Não consigo voltar

Como é que o mundo podia continuar depois daquilo? Como é que ainda havia música depois de eu ouvir aquele silêncio – sem vento, sem vida. Como é que ainda havia notícias que não as vindas dali; como é que ainda se jogava à bola e se sorria; como é que se comentava futebol ou…

Estava a beber uma cerveja. Eram três da manhã de sábado, em Lisboa. O telefone tocou e eu não sabia. «Tens que ir para Pedrógão». E fui. Para a minha primeira reportagem de incêndio com a equipa mais jovem daquele posto de comando. Nada nos prepara para o que vimos. Não é por egoísmo que o conto, é por não ter outro modo de o contar. \

O que vi ali, aquela tragédia, aquela perda humana, foi vista pelos meus olhos. Conto-a, aqui, não como análise política, não como reportagem, mas como testemunho. Como única coisa que consigo escrever – e em que não consigo pensar devidamente – desde que lá estive. Desde que vi uma família que esperou anos para conseguir uma criança chorá-la, de apenas quatro anos. Desde que vi as jantes derretidas dos carros que o fogo carbonizou. Desde que ouvi aquele homem, mais velho que o meu pai, dizer-me que perdeu tudo. Os animais, o trator, as terras, o vizinho, a casa.

Não há conectores de parágrafos, vírgulas bem colocadas, frases que se liguem. Não se pensa em escrever sobre isto. E eu continuo sem conseguir pensar no que vi. Naquele planeta inferno, sem rede, sem luz, sem água. Onde as omoplatas do cadáver estavam presas ao alcatrão pelo calor das chamas. Onde as pessoas aguentam as lágrimas para as cinzas que lhes sujaram o rosto não entrarem para os olhos.

Guiava eu, entre postes de eletricidade caídos e troncos na estrada. Para combater a banda sonora das sirenes, que eram tudo menos ensurdecedoras, ligámos o rádio e abrimos as janelas. Ninguém dizia nada. Acabei a sentir repulsa pela música. Como é que o mundo podia continuar depois daquilo? Como é que ainda havia música depois de eu ouvir aquele silêncio – sem vento, sem vida. Como é que ainda havia notícias que não as vindas dali; como é que ainda se jogava à bola e se sorria; como é que se comentava futebol ou a América; como é que o mundo continuava quando ali estava parado ou a voltar para trás?

Parámos o carro em Castanheira de Pêra e, à janela, um local contou-nos o que perdera e o medo que tinha que se repetisse.
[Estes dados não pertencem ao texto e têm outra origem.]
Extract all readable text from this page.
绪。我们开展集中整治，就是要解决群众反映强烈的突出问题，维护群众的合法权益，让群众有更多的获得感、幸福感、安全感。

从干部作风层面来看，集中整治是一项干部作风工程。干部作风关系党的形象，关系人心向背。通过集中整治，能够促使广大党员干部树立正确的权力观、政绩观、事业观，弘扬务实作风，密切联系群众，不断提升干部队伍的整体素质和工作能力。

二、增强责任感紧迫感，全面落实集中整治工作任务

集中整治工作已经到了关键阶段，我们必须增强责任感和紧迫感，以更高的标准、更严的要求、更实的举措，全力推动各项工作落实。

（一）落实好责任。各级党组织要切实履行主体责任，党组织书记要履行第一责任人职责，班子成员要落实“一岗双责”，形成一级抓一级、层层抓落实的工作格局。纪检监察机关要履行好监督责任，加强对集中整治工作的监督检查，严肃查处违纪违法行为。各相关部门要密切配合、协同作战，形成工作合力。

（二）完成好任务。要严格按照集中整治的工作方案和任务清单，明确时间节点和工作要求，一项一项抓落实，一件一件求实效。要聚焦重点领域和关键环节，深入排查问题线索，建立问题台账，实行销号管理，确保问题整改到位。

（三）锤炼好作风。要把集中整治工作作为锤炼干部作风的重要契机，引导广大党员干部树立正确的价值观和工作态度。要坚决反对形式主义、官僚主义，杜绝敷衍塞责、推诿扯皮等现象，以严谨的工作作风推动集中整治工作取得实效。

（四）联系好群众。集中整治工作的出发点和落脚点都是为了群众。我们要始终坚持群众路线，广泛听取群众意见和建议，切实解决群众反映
Um bombeiro voluntário bebia água e lavava-se no lago de uma rotunda, suja de cinzas e morna do calor. Várias vezes a humanidade vence o ofício perante isto, perante a impossibilidade de fazer algo que não dizer «obrigado». Àqueles heróis, de interminável coragem. Voltei para Lisboa, para a Agência do Medicamento, para o Eurogrupo e para Centeno, para a distrital do PSD. Elas voltaram, outros ficaram, e um pedaço de nós também lá está. Acho que vai ficar sempre. Quero muito esquecer Pedrógão, mas que quem tem que o fazer não repetir-se nunca esqueça.

Voltei e ainda não consegui ouvir uma música; continua tudo quieto, sem conseguir ver felicidade num mundo que fez aquilo a si próprio. Não é lá que não consigo voltar. Não consigo é voltar para casa. Para as cervejas de madrugada, para a normalidade onde há água, os telefones funcionam e as famílias não desaparecem. Para a normalidade em que o arbítrio da morte não é o quotidiano.Nestas alturas, oiço sempre um estúpido perguntar na sala: «Onde estava Deus quando aquela gente toda morreu?». Hoje, esse estúpido sou eu. À D. e à B.